The massive new International Trade Commission (ITC) report on the Trans-Pacific Partnership (TPP) is a deep and high-quality study. The report describes the key economic gains to be achieved by the TPP, while acknowledging certain inevitable costs. It emphasizes the importance of new rules on the digital economy and global markets in services, and benefits for agriculture, advanced manufacturing, and more generally the advantages for smaller companies. And it recognizes important new mechanisms to level the international playing field on labor, environmental, and currency issues.

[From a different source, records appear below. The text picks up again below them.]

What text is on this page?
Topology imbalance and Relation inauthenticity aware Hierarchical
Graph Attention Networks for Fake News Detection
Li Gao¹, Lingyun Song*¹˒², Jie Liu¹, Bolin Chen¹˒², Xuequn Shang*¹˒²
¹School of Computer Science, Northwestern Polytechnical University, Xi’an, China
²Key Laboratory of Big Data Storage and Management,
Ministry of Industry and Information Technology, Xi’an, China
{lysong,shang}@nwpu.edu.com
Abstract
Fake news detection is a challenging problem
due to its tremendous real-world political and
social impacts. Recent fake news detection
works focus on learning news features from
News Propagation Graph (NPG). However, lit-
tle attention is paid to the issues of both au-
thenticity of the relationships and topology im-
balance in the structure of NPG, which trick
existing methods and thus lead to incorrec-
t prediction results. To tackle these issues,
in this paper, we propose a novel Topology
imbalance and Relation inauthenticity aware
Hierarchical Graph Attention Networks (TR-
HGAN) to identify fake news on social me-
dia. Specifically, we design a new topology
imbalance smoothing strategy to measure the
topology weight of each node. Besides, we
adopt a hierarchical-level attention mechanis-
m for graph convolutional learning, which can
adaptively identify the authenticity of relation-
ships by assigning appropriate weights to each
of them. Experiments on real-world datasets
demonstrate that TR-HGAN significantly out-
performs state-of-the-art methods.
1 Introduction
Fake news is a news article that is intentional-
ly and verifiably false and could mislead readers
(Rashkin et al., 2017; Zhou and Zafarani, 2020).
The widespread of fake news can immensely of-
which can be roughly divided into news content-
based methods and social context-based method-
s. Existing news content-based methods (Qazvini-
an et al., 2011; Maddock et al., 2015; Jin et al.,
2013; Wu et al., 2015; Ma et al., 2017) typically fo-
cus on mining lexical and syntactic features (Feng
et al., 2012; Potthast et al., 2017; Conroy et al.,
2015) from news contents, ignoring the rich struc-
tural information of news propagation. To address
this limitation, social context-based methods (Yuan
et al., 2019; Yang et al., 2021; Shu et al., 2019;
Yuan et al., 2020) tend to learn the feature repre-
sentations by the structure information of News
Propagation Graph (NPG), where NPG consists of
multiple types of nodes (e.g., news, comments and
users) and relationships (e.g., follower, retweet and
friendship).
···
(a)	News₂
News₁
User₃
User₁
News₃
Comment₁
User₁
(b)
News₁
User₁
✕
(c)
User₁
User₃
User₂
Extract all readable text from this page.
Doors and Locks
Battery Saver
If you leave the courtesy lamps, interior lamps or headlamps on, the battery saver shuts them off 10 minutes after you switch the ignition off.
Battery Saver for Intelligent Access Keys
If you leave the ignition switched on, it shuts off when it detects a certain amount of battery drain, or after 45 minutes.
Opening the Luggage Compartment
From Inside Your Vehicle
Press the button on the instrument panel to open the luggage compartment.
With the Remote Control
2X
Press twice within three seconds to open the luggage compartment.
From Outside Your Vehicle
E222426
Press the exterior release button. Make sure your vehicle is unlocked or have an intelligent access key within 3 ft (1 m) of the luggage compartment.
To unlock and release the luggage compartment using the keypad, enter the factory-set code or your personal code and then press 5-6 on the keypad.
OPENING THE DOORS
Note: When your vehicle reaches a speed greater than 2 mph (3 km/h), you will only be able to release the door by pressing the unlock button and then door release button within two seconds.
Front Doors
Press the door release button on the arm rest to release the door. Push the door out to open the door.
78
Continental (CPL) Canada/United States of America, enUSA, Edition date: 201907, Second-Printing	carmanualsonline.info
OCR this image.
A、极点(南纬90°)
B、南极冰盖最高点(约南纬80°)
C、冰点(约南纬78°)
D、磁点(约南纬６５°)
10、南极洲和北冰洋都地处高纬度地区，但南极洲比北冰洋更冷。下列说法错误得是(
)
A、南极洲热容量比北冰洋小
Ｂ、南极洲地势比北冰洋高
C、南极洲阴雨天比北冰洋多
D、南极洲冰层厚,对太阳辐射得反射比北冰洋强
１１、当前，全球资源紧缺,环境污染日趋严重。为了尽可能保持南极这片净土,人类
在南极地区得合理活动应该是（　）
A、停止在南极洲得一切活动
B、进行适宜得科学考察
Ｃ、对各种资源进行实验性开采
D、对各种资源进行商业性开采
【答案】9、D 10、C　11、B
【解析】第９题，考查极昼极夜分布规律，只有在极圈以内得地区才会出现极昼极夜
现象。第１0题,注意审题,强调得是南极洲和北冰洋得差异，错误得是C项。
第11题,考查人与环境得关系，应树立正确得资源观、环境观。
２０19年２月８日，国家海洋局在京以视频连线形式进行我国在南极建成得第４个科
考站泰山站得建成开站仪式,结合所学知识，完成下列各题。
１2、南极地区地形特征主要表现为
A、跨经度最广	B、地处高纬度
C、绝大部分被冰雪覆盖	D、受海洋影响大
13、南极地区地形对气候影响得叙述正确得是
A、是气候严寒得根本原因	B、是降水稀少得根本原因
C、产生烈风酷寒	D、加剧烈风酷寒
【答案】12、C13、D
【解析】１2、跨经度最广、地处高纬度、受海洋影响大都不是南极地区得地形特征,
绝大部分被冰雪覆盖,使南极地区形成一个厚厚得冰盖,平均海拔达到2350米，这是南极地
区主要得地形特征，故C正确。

The ITC headline estimate of TPP benefits—income gains of $57 billion annually for the United States in 2032—is significant but arguably too low. This new study is more ambitious than previous ITC efforts covering other trade agreements, but it is still very cautious in quantifying gains. It focuses primarily on provisions, such as tariffs cuts and committed liberalization in some service sectors, that can be modeled in a noncontroversial way. The report does discuss a range of other important TPP provisions, such as regulatory cooperation, trade facilitation, disciplining state-owned enterprises, and opening up government procurement, but shies away from including them in its quantitative estimates. In addition, the ITC does not model improvements in US productivity, even though the TPP would shift resources to America’s most productive companies as they expand through international sales.

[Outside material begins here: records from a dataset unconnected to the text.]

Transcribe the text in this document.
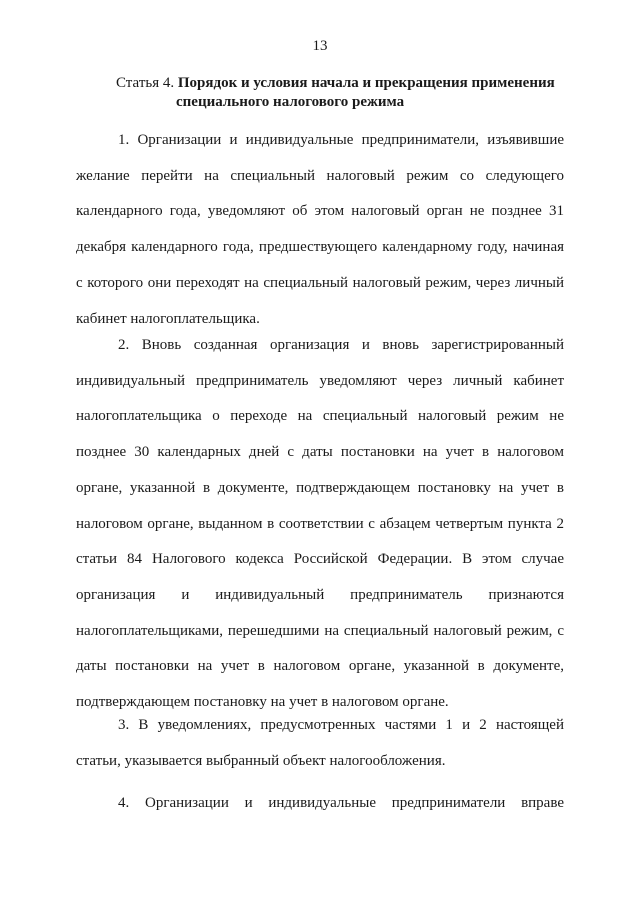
13
Статья 4. Порядок и условия начала и прекращения применения
специального налогового режима

1. Организации и индивидуальные предприниматели, изъявившие желание перейти на специальный налоговый режим со следующего календарного года, уведомляют об этом налоговый орган не позднее 31 декабря календарного года, предшествующего календарному году, начиная с которого они переходят на специальный налоговый режим, через личный кабинет налогоплательщика.

2. Вновь созданная организация и вновь зарегистрированный индивидуальный предприниматель уведомляют через личный кабинет налогоплательщика о переходе на специальный налоговый режим не позднее 30 календарных дней с даты постановки на учет в налоговом органе, указанной в документе, подтверждающем постановку на учет в налоговом органе, выданном в соответствии с абзацем четвертым пункта 2 статьи 84 Налогового кодекса Российской Федерации. В этом случае организация и индивидуальный предприниматель признаются налогоплательщиками, перешедшими на специальный налоговый режим, с даты постановки на учет в налоговом органе, указанной в документе, подтверждающем постановку на учет в налоговом органе.

3. В уведомлениях, предусмотренных частями 1 и 2 настоящей статьи, указывается выбранный объект налогообложения.

4. Организации и индивидуальные предприниматели вправе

The more comprehensive estimates of the Peterson Institute for International Economics (PIIE) project gains of $131 billion annually for the United States in 2030, a little more than twice that of the ITC. In fact, some of the discrepancy stems from the PIIE assumption that a strong agreement will, to some extent, stimulate US trade and investment generally, and not just with TPP partner countries. This assumption is used in many similar studies.
More comprehensive estimates are also more uncertain. For that reason, the Peterson Institute presents a range of possible scenarios. (That approach made it possible, for example, to isolate the reasons for the discrepancy mentioned above.) Significantly, the larger PIIE estimate is more consistent with much contemporary empirical research on trade agreements—for example, by Professors Jeffrey Bergstrand, Peter Egger, Nuno Limão, and others—which predicts substantial benefits by analyzing data from hundreds of agreements concluded in the past.

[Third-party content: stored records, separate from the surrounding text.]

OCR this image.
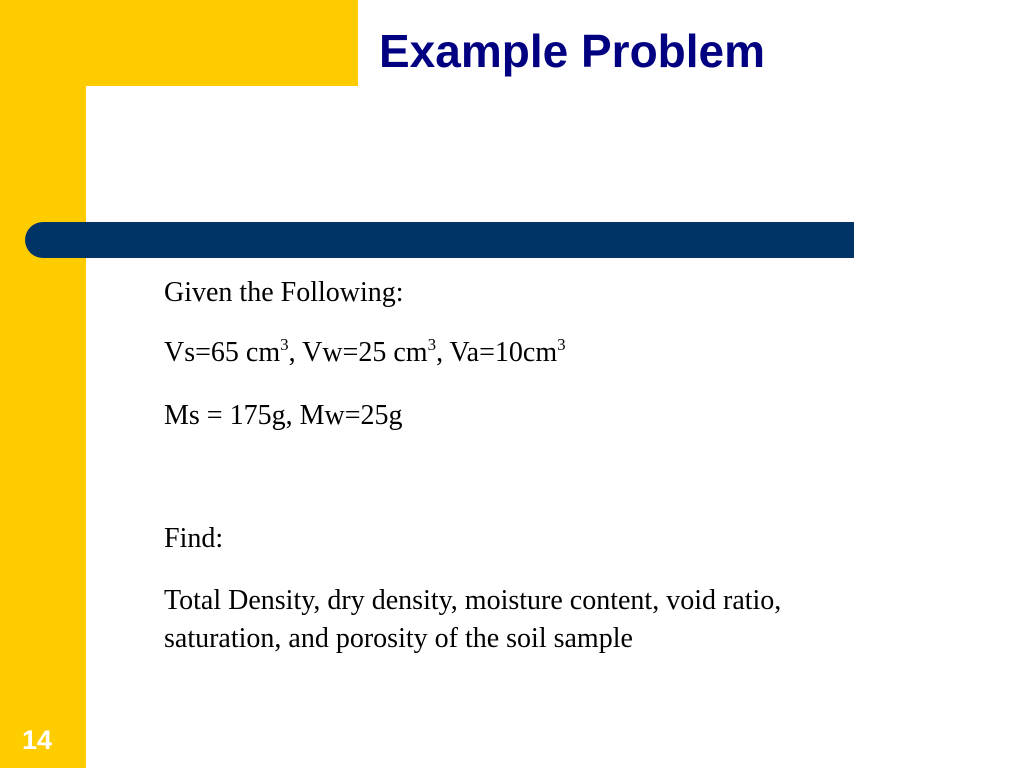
Example Problem
Given the Following:
Vs=65 $cm^3$, Vw=25 $cm^3$, $Va=10cm^3$
Ms = 175g, Mw=25g
Find:
Total Density, dry density, moisture content, void ratio, saturation, and porosity of the soil sample
14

The PIIE study notes significant increases in real wages. To its credit, the ITC recognizes that higher wages could also expand the economy’s labor pool and employment under some circumstances. This recognition is a valuable innovation; the ITC estimate that 128,000 jobs would be added is plausible and would be especially beneficial if slow economic growth persists into the future.
The bottom line: The ITC has produced an excellent, if cautious, report, a treasure trove of new information on the nuts and bolts of the TPP. It strengthens the story emerging from the most serious TPP research: The agreement will likely mean positive and significant gains in wages and incomes for a large majority of US workers. The ITC report will help Americans look beyond the political debate to understand what the TPP could really mean for them.